To support our decision, an otorhinolaryngologist was called to the operating room and we proceeded with the surgery. The wound was thoroughly irrigated, no drain was placed, and the incision was closed in subcutaneous and cutaneous planes.
The patient was extubated and transferred to our department where he had an uneventful postoperative course. He was discharged on the 4th day and evaluated at the postoperative consultation, without any noteworthy event. No control exam was required. Histopathologic findings of excised mass confirmed the TGDC and the presence of the hyoid bone.
DISCUSSION
TGDC is the most common congenital neck anomaly in childhood [1]. Despite being frequently highlighted in pediatric population, a significant percentage of them are diagnosed in the second decade of life, and they can also present later in adulthood [1].
TGDC originates from persistent epithelial remnants of the thyroglossal duct that are present during the descent of the thyroid gland from the foramen cecum to its final position in the anterior neck [2].
They are commonly located in the midline in close proximity to the hyoid bone or along the course of the embryological thyroid duct [3]. Primary carcinoma is rare, representing around 1% of cases [4, 5].
TGDC usually presents as a painless midline neck swelling that moves with deglutition and protrusion of the tongue [1, 6]. Failure to anticipate its possibility may be related with the performance of an inadequate surgical technique, which is associated with significant recurrence rates.
Despite the lack of consensus regarding preoperative imaging in patients with TGDC, ultrasound remains the method of choice [1, 7].
Open surgical excision—Sistrunk procedure—is the mainstay of surgical approach.
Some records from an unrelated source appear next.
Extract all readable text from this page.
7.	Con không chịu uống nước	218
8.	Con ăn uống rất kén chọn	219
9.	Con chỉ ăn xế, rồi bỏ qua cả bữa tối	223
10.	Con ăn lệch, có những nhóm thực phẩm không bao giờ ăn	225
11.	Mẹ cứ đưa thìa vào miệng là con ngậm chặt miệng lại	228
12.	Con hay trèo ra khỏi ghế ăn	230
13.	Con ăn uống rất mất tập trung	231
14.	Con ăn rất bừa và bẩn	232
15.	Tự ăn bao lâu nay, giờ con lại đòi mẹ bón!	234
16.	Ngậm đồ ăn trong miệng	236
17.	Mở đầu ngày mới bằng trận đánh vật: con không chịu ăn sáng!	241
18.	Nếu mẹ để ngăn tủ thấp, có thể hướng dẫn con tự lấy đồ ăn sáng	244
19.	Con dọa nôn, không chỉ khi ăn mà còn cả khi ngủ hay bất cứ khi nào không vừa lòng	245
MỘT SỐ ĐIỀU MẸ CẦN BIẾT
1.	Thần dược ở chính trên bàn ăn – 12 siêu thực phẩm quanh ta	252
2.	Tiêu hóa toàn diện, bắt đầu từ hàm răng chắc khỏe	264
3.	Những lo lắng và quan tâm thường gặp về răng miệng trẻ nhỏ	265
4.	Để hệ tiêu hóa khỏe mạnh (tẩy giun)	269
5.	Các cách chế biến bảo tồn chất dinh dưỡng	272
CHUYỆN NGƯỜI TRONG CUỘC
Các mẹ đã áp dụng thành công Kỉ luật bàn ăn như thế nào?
This consists of transcervical cystectomy, resection of the central part of the hyoid bone and resection of the foramen cecum, if needed, depending on the location of the cyst and the path of the thyroglossal tract [3, 8].
Potential major complications, such as nerve paralysis, hypothyroidism, blood transfusion, hematoma/abscess, which require surgical drainage or death, are rare [9].
One of the most feared complications is inadvertent entry into the airway. To minimize this risk, the surgeon must use meticulous surgical technique, remain oriented to midline cervical anatomy, identify key anatomical landmarks and choose wisely the time of surgery, specifically if there has been a recent infected cyst. If laryngotracheal injury occurs, its characteristics—size, depth, location, injury extent and mechanism—and the patient’s respiratory status—have to be dully considered in order to define the best surgical option.
Surgical alternatives include direct repair as performed in our patient, strap muscle flap or cartilage interposition graft. Transection of the sternohyoid and the sternothyroid muscles (‘strap muscles’) at their insertion, while preserving their origin, allow for 180° rotation. By preserving the muscular origin and carefully dissecting to achieve rotation, these muscle flaps act as a well-vascularized patch, helping to close larger defects [10]. Alternatively, conchal cartilage graft can be used in selected cases, with individual adaptation of the size of the graft to the perforation. Although technically demanding, it is a surgical option to overcome these challenging circumstances.
In conclusion, TGDCs are the most common cause of midline congenital cyst formation in the neck, appearing mainly in the pediatric group. Its location, clinical presentation and embryology origin must be taken into account to make an accurate preoperative diagnosis and an appropriate surgical technique. The Sistrunk operation is the standard surgical treatment. Although it has a low morbidity and recurrence rates, rare and sometimes life-threatening complications may occur, as presented in our patient with a laryngeal perforation, and should always be kept in mind during the management of these patients.